I found this part of the book unrealistic and hard to believe. But few days after I finished the book, I have been thinking a lot about the plot. Yes it's not realistic, but we mustn't forget that this is Tony telling the story, and after all he hasn't proved himself to be a reliable narrator, not only forgetting parts of the history but twisting and telling them from his point of view. He is not interested in other people's feelings, drama, lives...afterall he's Tony the pacifist, Tony who goes for the easy and uncomplicated life.
There is a brief mentioning of two suicides again, but this time Tony somehow manages to bring Adrian back down from the pedestal. However different the circumstances, Adrian's suicide, his way of dealing with the obstacles in life, was pretty much the same as Robert's, very coward and "unsophisticated". This is the only time that I felt Tony somehow "grew" (matured). Is this the start of the new Tony, the end of the old one?
I really don't know, the more I think about the book, the more I think I start to understand, the more questions I get.
If you take all the philosophical meanings, loose ends, there is not much of a plot or not much that hasn't been told in other books.
But somehow this book got under my skin and had me thinking and searching the internet days after I finished. I'm not at peace, I need answers!
I do realise now why this book won the Man Booker Prize.
Let's hope Mr Barnes will one day put an end to our miseries and ties up the loose ends.
But somehow I don't think this is going to happen anytime soon....

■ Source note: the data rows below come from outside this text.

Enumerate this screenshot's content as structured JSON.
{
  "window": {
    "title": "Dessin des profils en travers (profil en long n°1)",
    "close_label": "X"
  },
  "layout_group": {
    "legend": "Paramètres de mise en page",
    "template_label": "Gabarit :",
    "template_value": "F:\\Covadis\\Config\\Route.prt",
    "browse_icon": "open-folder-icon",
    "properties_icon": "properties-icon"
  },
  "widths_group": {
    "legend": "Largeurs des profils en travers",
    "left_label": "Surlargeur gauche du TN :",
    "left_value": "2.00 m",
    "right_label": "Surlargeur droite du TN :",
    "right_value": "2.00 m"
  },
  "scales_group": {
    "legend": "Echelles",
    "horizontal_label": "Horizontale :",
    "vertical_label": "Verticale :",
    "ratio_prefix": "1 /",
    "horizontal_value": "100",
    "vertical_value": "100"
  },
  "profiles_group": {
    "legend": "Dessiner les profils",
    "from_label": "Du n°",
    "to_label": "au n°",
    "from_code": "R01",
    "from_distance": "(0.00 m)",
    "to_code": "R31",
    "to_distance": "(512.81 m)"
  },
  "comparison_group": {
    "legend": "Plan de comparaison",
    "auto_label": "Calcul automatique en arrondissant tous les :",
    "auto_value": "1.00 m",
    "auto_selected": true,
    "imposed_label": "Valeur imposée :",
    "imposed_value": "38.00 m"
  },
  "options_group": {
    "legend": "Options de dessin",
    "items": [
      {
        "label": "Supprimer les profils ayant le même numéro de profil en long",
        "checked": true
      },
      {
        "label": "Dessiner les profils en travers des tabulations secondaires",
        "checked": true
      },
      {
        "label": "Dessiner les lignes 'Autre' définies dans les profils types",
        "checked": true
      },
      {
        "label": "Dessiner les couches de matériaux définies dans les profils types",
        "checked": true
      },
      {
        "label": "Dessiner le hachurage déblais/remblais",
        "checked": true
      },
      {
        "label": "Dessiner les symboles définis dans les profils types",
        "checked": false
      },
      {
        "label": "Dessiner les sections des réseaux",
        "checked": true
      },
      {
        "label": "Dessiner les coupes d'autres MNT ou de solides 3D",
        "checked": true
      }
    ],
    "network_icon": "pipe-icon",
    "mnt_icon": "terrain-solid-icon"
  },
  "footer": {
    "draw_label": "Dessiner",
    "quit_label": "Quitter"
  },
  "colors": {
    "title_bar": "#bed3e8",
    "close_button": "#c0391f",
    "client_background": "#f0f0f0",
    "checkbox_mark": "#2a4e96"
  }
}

Adrian Jr is Sara's and Tony's son.
Both Tony and Adrian had an affair with Sara- Tony repressing that memory and clues.
Both loved Veronica but the mothers sexual prowess inticed the young guys.
Adrian could have fallen deeper in love/ lust with Sara than Tony. And so discovering she was pregnant with Tonys child could have led him to his suicide. Tony's letter asking him to talk to Sara could have led to this discovery. Or simply Adrian thought the child was his. Maybe Adrian was uncertain - represented by the equation.
Sara left the diary for Tony so that he didn't feel guilty for Adrian's suicide- if the reason for suicide was thinking he was to be a father/ Sara's promiscuity.
Also knowing Veronica would destroy it ,Sara left it to Tony. Veronica would destroy it as it would be a reminder of the betrayal of her mother and a lasting documentation of what had happened.


I spent a good 15 minutes trying to work this out last night and sort of understood the ending to be that Sarah had slept with Adrian as part of an ongoing affair, had a child who was diagnosed with some sort of brain problem because of her age (this is noted on pg 148) and was left the diary as he (Adrian) still had a thing for her (V's mum). Terry, the carer, als tells Tony that "Mary isn't his mother. Mary's his sister. Adrian's mother died about six months ago (which tallies up for when V's mum died). He took it very badly, That's why he's been ... having problems lately". Also, with Tony making the link back to whatshisname's suicide, I thought maybe Tony felt bad about the child and hence, killed himself.
Maybe mum left Tony the diary as she thought (well, you know what I mean) it would be treasured. The £500 is Barnes' trick to confuse the ending and encourage his readers to talk about the novel? At my most cynical, it's a means of pushing up sales figures as more readers discuss his work!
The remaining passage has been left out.